For campaigns with distinct, high-confidence IOCs, consider adding a dedicated rule in src/malwar/detectors/rule_engine/rules/known_malware.py. This provides Layer 1 detection even when the database is unavailable.

@rule
class NewCampaignIndicators(BaseRule):
    rule_id = "MALWAR-MAL-002"
    title = "NewCampaign indicator"
    severity = Severity.CRITICAL
    category = ThreatCategory.KNOWN_MALWARE
    description = "Detects known NewCampaign infrastructure"

    KNOWN_C2_IPS = ["198.51.100.1"]
    KNOWN_DOMAINS = ["evil-domain.example.com"]

    def check(self, skill: SkillContent) -> list[Finding]:
        # ... pattern matching logic ...

Step 5: Verify Detection

Scan a test skill containing the new campaign's IOCs to verify detection:

malwar scan tests/fixtures/skills/malicious/new_campaign_sample.md

Best Practices for Campaign Tracking

  1. Use multiple signature types -- Add signatures for IPs, domains, URLs, and author handles to maximize detection coverage.
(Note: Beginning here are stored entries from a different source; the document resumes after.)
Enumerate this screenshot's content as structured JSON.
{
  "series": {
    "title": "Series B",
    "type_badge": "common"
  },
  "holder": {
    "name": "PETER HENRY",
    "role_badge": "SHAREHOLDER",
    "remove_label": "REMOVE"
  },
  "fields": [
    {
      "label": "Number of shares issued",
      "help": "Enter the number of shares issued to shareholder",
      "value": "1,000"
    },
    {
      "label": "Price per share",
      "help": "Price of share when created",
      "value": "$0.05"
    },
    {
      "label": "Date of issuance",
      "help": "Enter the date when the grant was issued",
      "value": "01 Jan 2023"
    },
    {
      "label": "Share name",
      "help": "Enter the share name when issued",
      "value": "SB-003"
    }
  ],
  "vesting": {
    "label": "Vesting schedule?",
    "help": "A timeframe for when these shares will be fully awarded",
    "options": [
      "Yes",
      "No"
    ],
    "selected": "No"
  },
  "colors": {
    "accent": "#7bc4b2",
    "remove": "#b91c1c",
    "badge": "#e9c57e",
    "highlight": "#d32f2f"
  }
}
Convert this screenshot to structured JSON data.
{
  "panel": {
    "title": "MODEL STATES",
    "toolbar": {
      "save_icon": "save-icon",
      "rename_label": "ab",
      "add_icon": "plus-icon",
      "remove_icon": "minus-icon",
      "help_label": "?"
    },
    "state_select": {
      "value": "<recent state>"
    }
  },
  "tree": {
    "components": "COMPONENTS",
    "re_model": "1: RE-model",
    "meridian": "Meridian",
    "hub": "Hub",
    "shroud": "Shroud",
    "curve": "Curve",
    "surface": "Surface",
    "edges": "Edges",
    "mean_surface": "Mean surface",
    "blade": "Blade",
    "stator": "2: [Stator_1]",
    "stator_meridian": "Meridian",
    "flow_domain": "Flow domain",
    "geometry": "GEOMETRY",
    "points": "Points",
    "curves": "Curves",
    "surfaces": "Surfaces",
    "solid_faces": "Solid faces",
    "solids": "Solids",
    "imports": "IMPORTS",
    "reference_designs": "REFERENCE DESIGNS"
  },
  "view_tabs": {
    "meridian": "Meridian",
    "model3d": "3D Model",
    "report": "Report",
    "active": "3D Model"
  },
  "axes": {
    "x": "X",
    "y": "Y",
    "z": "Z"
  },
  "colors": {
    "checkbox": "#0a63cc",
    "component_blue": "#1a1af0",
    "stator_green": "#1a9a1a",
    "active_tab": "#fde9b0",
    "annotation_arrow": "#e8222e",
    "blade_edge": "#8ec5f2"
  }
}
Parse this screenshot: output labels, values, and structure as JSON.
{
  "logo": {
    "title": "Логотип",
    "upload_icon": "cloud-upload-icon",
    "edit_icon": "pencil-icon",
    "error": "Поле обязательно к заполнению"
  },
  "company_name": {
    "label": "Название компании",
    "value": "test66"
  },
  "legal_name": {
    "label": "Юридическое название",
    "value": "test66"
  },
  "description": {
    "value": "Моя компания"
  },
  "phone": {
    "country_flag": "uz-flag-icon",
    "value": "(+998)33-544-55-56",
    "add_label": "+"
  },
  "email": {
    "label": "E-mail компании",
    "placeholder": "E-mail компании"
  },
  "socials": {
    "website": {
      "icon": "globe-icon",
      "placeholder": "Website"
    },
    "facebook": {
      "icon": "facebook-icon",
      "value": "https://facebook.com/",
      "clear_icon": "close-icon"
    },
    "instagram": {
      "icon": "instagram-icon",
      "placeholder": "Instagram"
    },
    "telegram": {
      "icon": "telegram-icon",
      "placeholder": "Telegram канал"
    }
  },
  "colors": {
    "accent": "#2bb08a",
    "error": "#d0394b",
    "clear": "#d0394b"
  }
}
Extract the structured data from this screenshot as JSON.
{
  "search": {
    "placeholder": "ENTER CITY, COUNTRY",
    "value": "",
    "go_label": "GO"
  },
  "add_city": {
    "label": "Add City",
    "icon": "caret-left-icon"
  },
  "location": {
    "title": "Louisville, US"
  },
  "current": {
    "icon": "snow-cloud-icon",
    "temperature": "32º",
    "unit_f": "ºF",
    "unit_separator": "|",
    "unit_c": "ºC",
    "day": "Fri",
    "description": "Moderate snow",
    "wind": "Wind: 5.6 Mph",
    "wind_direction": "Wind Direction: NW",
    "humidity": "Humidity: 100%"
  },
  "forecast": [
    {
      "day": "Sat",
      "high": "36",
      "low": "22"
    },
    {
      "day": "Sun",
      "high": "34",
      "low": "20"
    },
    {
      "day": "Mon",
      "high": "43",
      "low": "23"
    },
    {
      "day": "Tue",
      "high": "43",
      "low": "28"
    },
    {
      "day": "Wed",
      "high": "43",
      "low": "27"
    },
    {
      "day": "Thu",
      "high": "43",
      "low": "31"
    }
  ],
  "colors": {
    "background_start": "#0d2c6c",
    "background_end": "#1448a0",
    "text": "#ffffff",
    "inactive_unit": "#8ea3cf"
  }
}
  2. Update last_seen dates -- When new campaign activity is observed, update the campaign's last_seen field.

  3. Track skill counts -- Update total_skills_affected as new malicious skills are attributed to the campaign.

  4. Set appropriate status -- Use active for ongoing campaigns, inactive for campaigns that have ceased, and monitoring for campaigns under observation.

  5. Document attribution -- Record all known threat actor handles in attributed_to and as publisher records.

  6. Regex signatures for variants -- Use pattern_type: regex for IOCs that have predictable variations (e.g., rotating subdomains, incremental URL paths).